S&P: Fed Likely To Start Raising Interest Rates By Q2 2015

Rating agency Standard & Poor’s expects that the Federal Reserve will begin exiting its very low interest rate policy in the second quarter of next year, but predicts that the wind-down of its monthly bond purchase program before then will cause developing nations to experience “episodes of instability.”

The Fed’s policymaking Federal Open Market Committee has trimmed the asset purchase program by $10 billion at each of its last three meetings, and S&P said in a report Wednesday that “the Fed will continue tapering its program throughout 2014, possibly ending it by October. At that point, the Fed is likely to start normalizing U.S. monetary policy through interest rate increases by the second quarter of 2015.”

The initial announcement and then implementation of the tapering process last year sparked bouts of volatility in emerging market economies as investors began to withdraw their capital. “While our base-case scenario assumes that the Fed’s gradual removal of unconventional monetary support won’t derail the economic recovery in developed countries, we expect emerging markets to experience episodes of instability,” S&P said.

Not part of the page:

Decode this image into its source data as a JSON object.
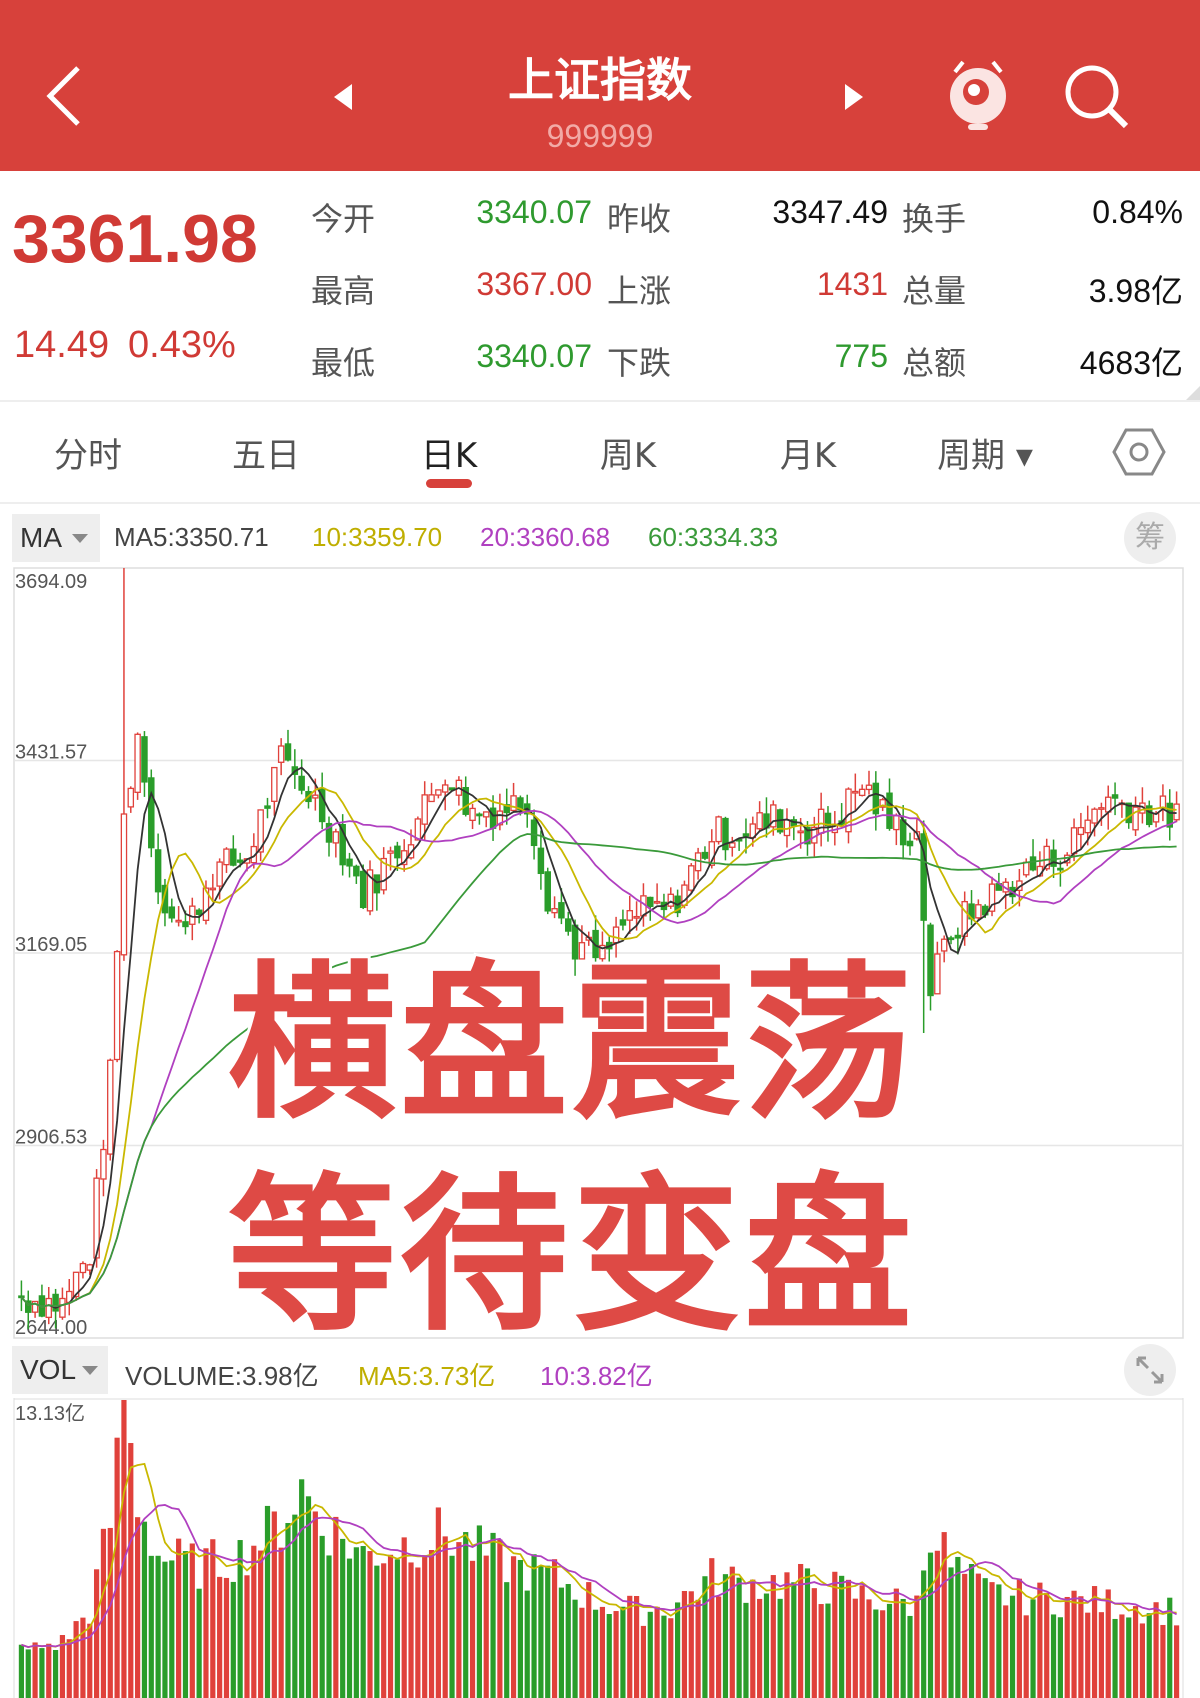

In particular, “We expect QE tapering to hit some emerging markets’ banking systems either directly due to reduced global liquidity or indirectly through lower economic growth,” the firm’s analysts wrote.

The gauge what the impact of the Fed’s tapering would be on banks in emerging markets, the report examined seven countries – Brazil, India, Indonesia, Peru, South Africa, and Turkey. “We selected these countries because of the external vulnerabilities of some of them, and recent trends in market indicators such as foreign exchange rates and the cost of refinancing of banks’ external debt,” it said.

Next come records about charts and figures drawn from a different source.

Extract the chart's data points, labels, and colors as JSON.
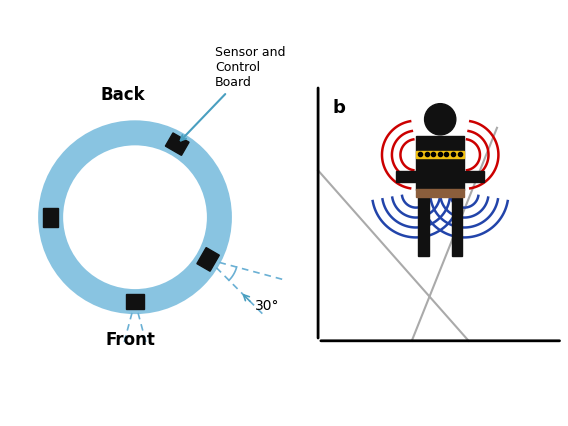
{
  "bg_color": "#ffffff",
  "belt_color": "#89c4e1",
  "belt_lw": 18,
  "sensor_color": "#111111",
  "back_label": "Back",
  "front_label": "Front",
  "sensor_board_label": "Sensor and\nControl\nBoard",
  "angle_label": "30°",
  "panel_b_label": "b",
  "red_color": "#cc0000",
  "blue_color": "#2244aa",
  "belt_yellow": "#f0c010",
  "belt_brown": "#8B5E3C",
  "figure_color": "#111111",
  "axis_color": "#888888"
}
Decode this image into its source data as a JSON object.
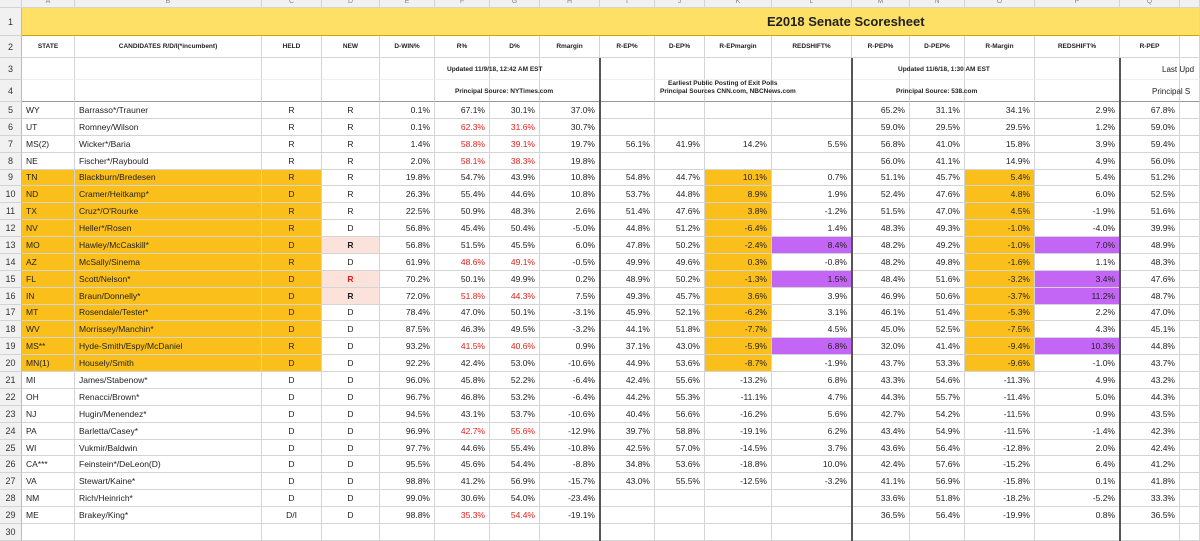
{
  "column_letters": [
    "A",
    "B",
    "C",
    "D",
    "E",
    "F",
    "G",
    "H",
    "I",
    "J",
    "K",
    "L",
    "M",
    "N",
    "O",
    "P",
    "Q"
  ],
  "row_numbers": [
    1,
    2,
    3,
    4,
    5,
    6,
    7,
    8,
    9,
    10,
    11,
    12,
    13,
    14,
    15,
    16,
    17,
    18,
    19,
    20,
    21,
    22,
    23,
    24,
    25,
    26,
    27,
    28,
    29,
    30
  ],
  "title": "E2018 Senate Scoresheet",
  "headers": [
    "STATE",
    "CANDIDATES R/D/I(*incumbent)",
    "HELD",
    "NEW",
    "D-WIN%",
    "R%",
    "D%",
    "Rmargin",
    "R-EP%",
    "D-EP%",
    "R-EPmargin",
    "REDSHIFT%",
    "R-PEP%",
    "D-PEP%",
    "R-Margin",
    "REDSHIFT%",
    "R-PEP"
  ],
  "notes": {
    "nyt_updated": "Updated 11/9/18, 12:42 AM EST",
    "nyt_source": "Principal Source: NYTimes.com",
    "exit_title": "Earliest Public Posting of Exit Polls",
    "exit_source": "Principal Sources CNN.com, NBCNews.com",
    "pep_updated": "Updated 11/6/18, 1:30 AM EST",
    "pep_source": "Principal Source: 538.com",
    "last_updated": "Last Upd",
    "last_source": "Principal S"
  },
  "rows": [
    [
      "WY",
      "Barrasso*/Trauner",
      "R",
      "R",
      "0.1%",
      "67.1%",
      "30.1%",
      "37.0%",
      null,
      null,
      null,
      null,
      "65.2%",
      "31.1%",
      "34.1%",
      "2.9%",
      "67.8%"
    ],
    [
      "UT",
      "Romney/Wilson",
      "R",
      "R",
      "0.1%",
      "62.3%",
      "31.6%",
      "30.7%",
      null,
      null,
      null,
      null,
      "59.0%",
      "29.5%",
      "29.5%",
      "1.2%",
      "59.0%"
    ],
    [
      "MS(2)",
      "Wicker*/Baria",
      "R",
      "R",
      "1.4%",
      "58.8%",
      "39.1%",
      "19.7%",
      "56.1%",
      "41.9%",
      "14.2%",
      "5.5%",
      "56.8%",
      "41.0%",
      "15.8%",
      "3.9%",
      "59.4%"
    ],
    [
      "NE",
      "Fischer*/Raybould",
      "R",
      "R",
      "2.0%",
      "58.1%",
      "38.3%",
      "19.8%",
      null,
      null,
      null,
      null,
      "56.0%",
      "41.1%",
      "14.9%",
      "4.9%",
      "56.0%"
    ],
    [
      "TN",
      "Blackburn/Bredesen",
      "R",
      "R",
      "19.8%",
      "54.7%",
      "43.9%",
      "10.8%",
      "54.8%",
      "44.7%",
      "10.1%",
      "0.7%",
      "51.1%",
      "45.7%",
      "5.4%",
      "5.4%",
      "51.2%"
    ],
    [
      "ND",
      "Cramer/Heitkamp*",
      "D",
      "R",
      "26.3%",
      "55.4%",
      "44.6%",
      "10.8%",
      "53.7%",
      "44.8%",
      "8.9%",
      "1.9%",
      "52.4%",
      "47.6%",
      "4.8%",
      "6.0%",
      "52.5%"
    ],
    [
      "TX",
      "Cruz*/O'Rourke",
      "R",
      "R",
      "22.5%",
      "50.9%",
      "48.3%",
      "2.6%",
      "51.4%",
      "47.6%",
      "3.8%",
      "-1.2%",
      "51.5%",
      "47.0%",
      "4.5%",
      "-1.9%",
      "51.6%"
    ],
    [
      "NV",
      "Heller*/Rosen",
      "R",
      "D",
      "56.8%",
      "45.4%",
      "50.4%",
      "-5.0%",
      "44.8%",
      "51.2%",
      "-6.4%",
      "1.4%",
      "48.3%",
      "49.3%",
      "-1.0%",
      "-4.0%",
      "39.9%"
    ],
    [
      "MO",
      "Hawley/McCaskill*",
      "D",
      "R",
      "56.8%",
      "51.5%",
      "45.5%",
      "6.0%",
      "47.8%",
      "50.2%",
      "-2.4%",
      "8.4%",
      "48.2%",
      "49.2%",
      "-1.0%",
      "7.0%",
      "48.9%"
    ],
    [
      "AZ",
      "McSally/Sinema",
      "R",
      "D",
      "61.9%",
      "48.6%",
      "49.1%",
      "-0.5%",
      "49.9%",
      "49.6%",
      "0.3%",
      "-0.8%",
      "48.2%",
      "49.8%",
      "-1.6%",
      "1.1%",
      "48.3%"
    ],
    [
      "FL",
      "Scott/Nelson*",
      "D",
      "R",
      "70.2%",
      "50.1%",
      "49.9%",
      "0.2%",
      "48.9%",
      "50.2%",
      "-1.3%",
      "1.5%",
      "48.4%",
      "51.6%",
      "-3.2%",
      "3.4%",
      "47.6%"
    ],
    [
      "IN",
      "Braun/Donnelly*",
      "D",
      "R",
      "72.0%",
      "51.8%",
      "44.3%",
      "7.5%",
      "49.3%",
      "45.7%",
      "3.6%",
      "3.9%",
      "46.9%",
      "50.6%",
      "-3.7%",
      "11.2%",
      "48.7%"
    ],
    [
      "MT",
      "Rosendale/Tester*",
      "D",
      "D",
      "78.4%",
      "47.0%",
      "50.1%",
      "-3.1%",
      "45.9%",
      "52.1%",
      "-6.2%",
      "3.1%",
      "46.1%",
      "51.4%",
      "-5.3%",
      "2.2%",
      "47.0%"
    ],
    [
      "WV",
      "Morrissey/Manchin*",
      "D",
      "D",
      "87.5%",
      "46.3%",
      "49.5%",
      "-3.2%",
      "44.1%",
      "51.8%",
      "-7.7%",
      "4.5%",
      "45.0%",
      "52.5%",
      "-7.5%",
      "4.3%",
      "45.1%"
    ],
    [
      "MS**",
      "Hyde-Smith/Espy/McDaniel",
      "R",
      "D",
      "93.2%",
      "41.5%",
      "40.6%",
      "0.9%",
      "37.1%",
      "43.0%",
      "-5.9%",
      "6.8%",
      "32.0%",
      "41.4%",
      "-9.4%",
      "10.3%",
      "44.8%"
    ],
    [
      "MN(1)",
      "Housely/Smith",
      "D",
      "D",
      "92.2%",
      "42.4%",
      "53.0%",
      "-10.6%",
      "44.9%",
      "53.6%",
      "-8.7%",
      "-1.9%",
      "43.7%",
      "53.3%",
      "-9.6%",
      "-1.0%",
      "43.7%"
    ],
    [
      "MI",
      "James/Stabenow*",
      "D",
      "D",
      "96.0%",
      "45.8%",
      "52.2%",
      "-6.4%",
      "42.4%",
      "55.6%",
      "-13.2%",
      "6.8%",
      "43.3%",
      "54.6%",
      "-11.3%",
      "4.9%",
      "43.2%"
    ],
    [
      "OH",
      "Renacci/Brown*",
      "D",
      "D",
      "96.7%",
      "46.8%",
      "53.2%",
      "-6.4%",
      "44.2%",
      "55.3%",
      "-11.1%",
      "4.7%",
      "44.3%",
      "55.7%",
      "-11.4%",
      "5.0%",
      "44.3%"
    ],
    [
      "NJ",
      "Hugin/Menendez*",
      "D",
      "D",
      "94.5%",
      "43.1%",
      "53.7%",
      "-10.6%",
      "40.4%",
      "56.6%",
      "-16.2%",
      "5.6%",
      "42.7%",
      "54.2%",
      "-11.5%",
      "0.9%",
      "43.5%"
    ],
    [
      "PA",
      "Barletta/Casey*",
      "D",
      "D",
      "96.9%",
      "42.7%",
      "55.6%",
      "-12.9%",
      "39.7%",
      "58.8%",
      "-19.1%",
      "6.2%",
      "43.4%",
      "54.9%",
      "-11.5%",
      "-1.4%",
      "42.3%"
    ],
    [
      "WI",
      "Vukmir/Baldwin",
      "D",
      "D",
      "97.7%",
      "44.6%",
      "55.4%",
      "-10.8%",
      "42.5%",
      "57.0%",
      "-14.5%",
      "3.7%",
      "43.6%",
      "56.4%",
      "-12.8%",
      "2.0%",
      "42.4%"
    ],
    [
      "CA***",
      "Feinstein*/DeLeon(D)",
      "D",
      "D",
      "95.5%",
      "45.6%",
      "54.4%",
      "-8.8%",
      "34.8%",
      "53.6%",
      "-18.8%",
      "10.0%",
      "42.4%",
      "57.6%",
      "-15.2%",
      "6.4%",
      "41.2%"
    ],
    [
      "VA",
      "Stewart/Kaine*",
      "D",
      "D",
      "98.8%",
      "41.2%",
      "56.9%",
      "-15.7%",
      "43.0%",
      "55.5%",
      "-12.5%",
      "-3.2%",
      "41.1%",
      "56.9%",
      "-15.8%",
      "0.1%",
      "41.8%"
    ],
    [
      "NM",
      "Rich/Heinrich*",
      "D",
      "D",
      "99.0%",
      "30.6%",
      "54.0%",
      "-23.4%",
      null,
      null,
      null,
      null,
      "33.6%",
      "51.8%",
      "-18.2%",
      "-5.2%",
      "33.3%"
    ],
    [
      "ME",
      "Brakey/King*",
      "D/I",
      "D",
      "98.8%",
      "35.3%",
      "54.4%",
      "-19.1%",
      null,
      null,
      null,
      null,
      "36.5%",
      "56.4%",
      "-19.9%",
      "0.8%",
      "36.5%"
    ]
  ]
}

S&P said banking systems can feel the impact of the Fed’s tapering directly through more limited access to external funding or through increasing costs to refinance external debt.

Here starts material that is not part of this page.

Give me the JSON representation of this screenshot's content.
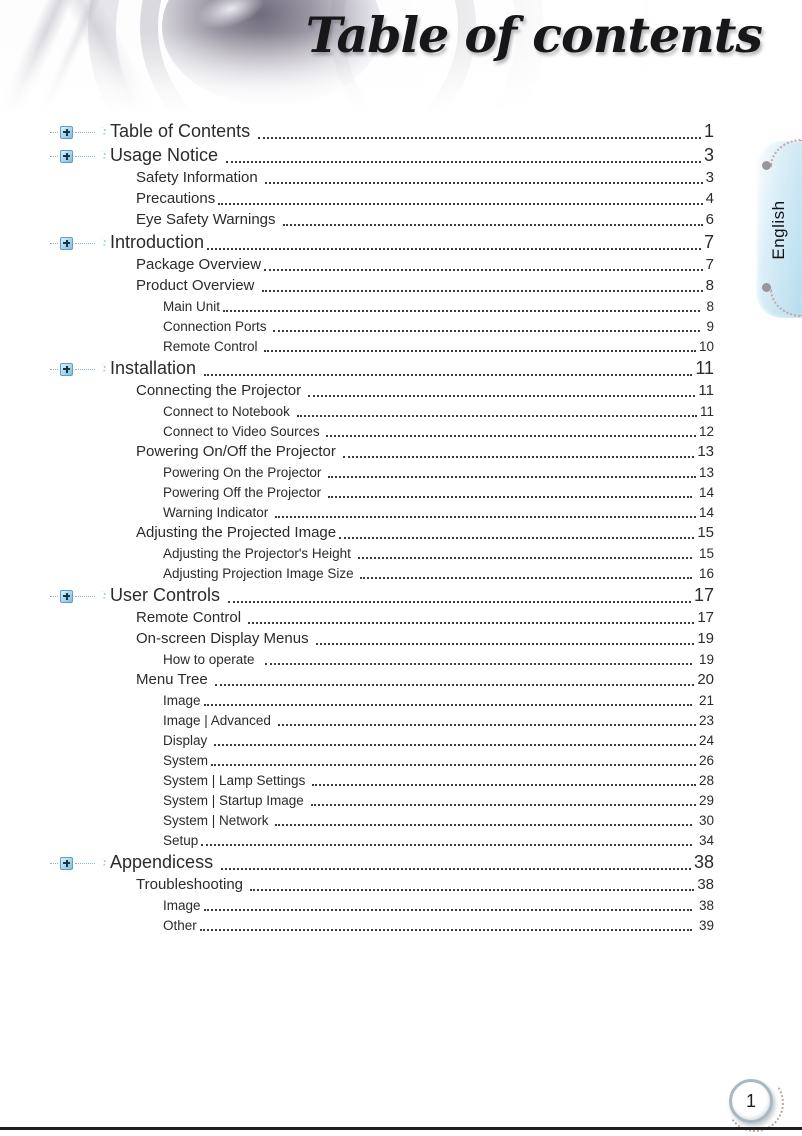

Central banks in some countries, such as Turkey, have been forced to hike interest rates to counter the fall in their currency, and S&P said this could also impact banks, “due to currency depreciation and lower capital inflows through the financial account of their balance of payments, which may weigh on economic growth. That, in turn, could hurt asset quality and profitability.

The result of the S&P analysts’ study is that the banking systems in Turkey and South Africa are “the most vulnerable.” Tapering is likely to increase the cost of funding for Turkish banks, the report said. For the large Turkish banks rated by S&P, the firm is projecting credit losses to increase to around 1.5% to 2% in 2014 and 2015, with average nonperforming loans up to around 4% to 5%, vs. 2.8% on March 31, 2014.

In South Africa, the pricing-sensitive customer deposits and large asset management companies that its banks rely on for funding could push up their costs “if the Fed speeds its tapering and the South African Reserve Bank reacts more aggressively to raise rates,” the report said.

“A broad-based, persistent capital flow reversal, or even a sudden stop, could lead to disorderly adjustment in South Africa,” S&P warned.

Brazil’s banks will continue to feel the impact indirectly “through a worsening of the country’s economic slowdown,” S&P said, with its economic growth remaining subdued due to low investment rates, significant interest rates hikes, and public spending cuts.

S&P forecasts foresee Brazil’s GDP to grow by just 1.8% in 2014, compared with 7.5% in 2010, and its banks’ credit losses to rise to 3.7% in 2014 from 3.3% in 2013. “Public banks will account for the bulk of that because they have been growing very rapidly over the past few years,” it said.

Meanwhile, “We expect the banking systems in Chile, India, Indonesia, and Peru to remain relatively resilient,” S&P said.